World Neurosurg. 2017 Jun 02;:

Authors: Janjua MB, Ivasyk I, Greenfield JP

Abstract
Chiari malformation is characterized by radiographic evidence of herniation of cerebellar tonsils below the foramen magnum, and symptoms complex of headaches, breathing, swallowing or sleep difficulties, ataxia, restless, motor and/or sensory deficits. We report a case of a 34-year old female whose imaging indicated a Chiari 1.5 with brainstem (caudal medulla) herniation, and an expansive cervical syrinx. Her symptom complex showed signs both of cervical syringomyelia, as well as ones localizable to the medulla.

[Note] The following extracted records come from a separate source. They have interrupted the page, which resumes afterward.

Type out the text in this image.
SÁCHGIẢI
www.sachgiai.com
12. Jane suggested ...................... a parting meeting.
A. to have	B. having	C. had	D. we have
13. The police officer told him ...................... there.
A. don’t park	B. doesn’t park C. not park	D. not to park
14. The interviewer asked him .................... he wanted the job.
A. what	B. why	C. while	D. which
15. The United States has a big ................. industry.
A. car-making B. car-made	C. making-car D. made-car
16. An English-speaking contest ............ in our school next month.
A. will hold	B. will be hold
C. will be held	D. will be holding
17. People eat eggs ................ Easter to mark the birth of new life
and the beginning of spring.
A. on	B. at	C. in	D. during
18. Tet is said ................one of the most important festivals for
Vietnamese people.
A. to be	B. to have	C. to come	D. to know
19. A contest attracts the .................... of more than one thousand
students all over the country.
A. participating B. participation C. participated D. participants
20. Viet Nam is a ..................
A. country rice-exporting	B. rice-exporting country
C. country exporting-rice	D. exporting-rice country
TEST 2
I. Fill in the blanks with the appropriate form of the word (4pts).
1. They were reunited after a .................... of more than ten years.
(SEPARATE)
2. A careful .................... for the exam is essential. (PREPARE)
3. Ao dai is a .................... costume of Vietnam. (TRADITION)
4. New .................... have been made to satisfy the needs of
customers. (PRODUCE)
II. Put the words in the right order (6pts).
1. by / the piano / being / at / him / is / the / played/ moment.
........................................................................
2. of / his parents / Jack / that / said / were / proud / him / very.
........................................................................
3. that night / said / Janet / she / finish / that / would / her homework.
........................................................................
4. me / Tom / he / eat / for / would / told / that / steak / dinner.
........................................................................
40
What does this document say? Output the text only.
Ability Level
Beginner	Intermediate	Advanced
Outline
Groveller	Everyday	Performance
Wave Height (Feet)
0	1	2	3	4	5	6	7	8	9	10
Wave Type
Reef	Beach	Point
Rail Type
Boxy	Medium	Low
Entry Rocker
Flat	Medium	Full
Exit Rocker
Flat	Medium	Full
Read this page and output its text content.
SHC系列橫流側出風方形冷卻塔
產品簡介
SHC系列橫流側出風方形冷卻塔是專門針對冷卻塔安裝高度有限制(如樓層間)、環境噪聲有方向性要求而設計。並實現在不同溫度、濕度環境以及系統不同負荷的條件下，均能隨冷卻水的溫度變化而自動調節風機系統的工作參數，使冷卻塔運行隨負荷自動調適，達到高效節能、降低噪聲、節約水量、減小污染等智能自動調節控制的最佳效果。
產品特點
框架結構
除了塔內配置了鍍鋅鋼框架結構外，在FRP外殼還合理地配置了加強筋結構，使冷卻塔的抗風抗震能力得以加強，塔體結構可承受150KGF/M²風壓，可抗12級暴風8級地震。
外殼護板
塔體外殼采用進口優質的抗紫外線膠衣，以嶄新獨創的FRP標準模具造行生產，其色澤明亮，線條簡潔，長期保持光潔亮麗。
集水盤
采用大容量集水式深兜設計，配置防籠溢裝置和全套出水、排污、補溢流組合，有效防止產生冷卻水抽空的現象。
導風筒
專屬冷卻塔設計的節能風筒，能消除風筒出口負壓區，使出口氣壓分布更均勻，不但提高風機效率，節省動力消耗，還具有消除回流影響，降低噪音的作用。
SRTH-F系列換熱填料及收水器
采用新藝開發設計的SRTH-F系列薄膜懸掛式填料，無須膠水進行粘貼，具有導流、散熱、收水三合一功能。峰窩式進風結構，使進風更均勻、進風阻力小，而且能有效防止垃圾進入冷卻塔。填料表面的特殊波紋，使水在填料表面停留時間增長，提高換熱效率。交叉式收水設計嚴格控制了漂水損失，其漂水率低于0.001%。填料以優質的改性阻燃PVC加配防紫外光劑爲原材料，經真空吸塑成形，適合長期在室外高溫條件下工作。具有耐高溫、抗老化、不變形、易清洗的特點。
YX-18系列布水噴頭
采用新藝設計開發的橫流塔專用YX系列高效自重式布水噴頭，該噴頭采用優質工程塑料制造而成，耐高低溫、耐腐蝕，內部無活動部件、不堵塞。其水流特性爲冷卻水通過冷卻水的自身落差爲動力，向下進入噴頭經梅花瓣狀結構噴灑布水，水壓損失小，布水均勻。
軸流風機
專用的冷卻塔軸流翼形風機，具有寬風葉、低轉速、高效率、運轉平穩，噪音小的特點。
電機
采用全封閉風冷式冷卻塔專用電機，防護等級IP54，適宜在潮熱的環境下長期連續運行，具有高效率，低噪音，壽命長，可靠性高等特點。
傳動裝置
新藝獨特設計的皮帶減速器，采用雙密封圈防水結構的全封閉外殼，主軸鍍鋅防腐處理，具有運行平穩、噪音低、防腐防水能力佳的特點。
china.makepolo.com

An intradural exploration revealed the occlusion and caudal displacement of the loop of the right PICA which was later confirmed via magnetic resonance angiogram. In the setting of severe Chiari malformations, particularly the Chiari 1.5 variant, assessment of the posterior fossa vasculature may be useful in defining a subset of patients with pre-operative compromise in posterior fossa blood flow and post-operative expectations. Preoperative planning and exploration of midline dorsal brain stem along with the tonsilomedullary fissure could be helpful for contribution of vascular pathology among Chiari symptoms complex in these patients.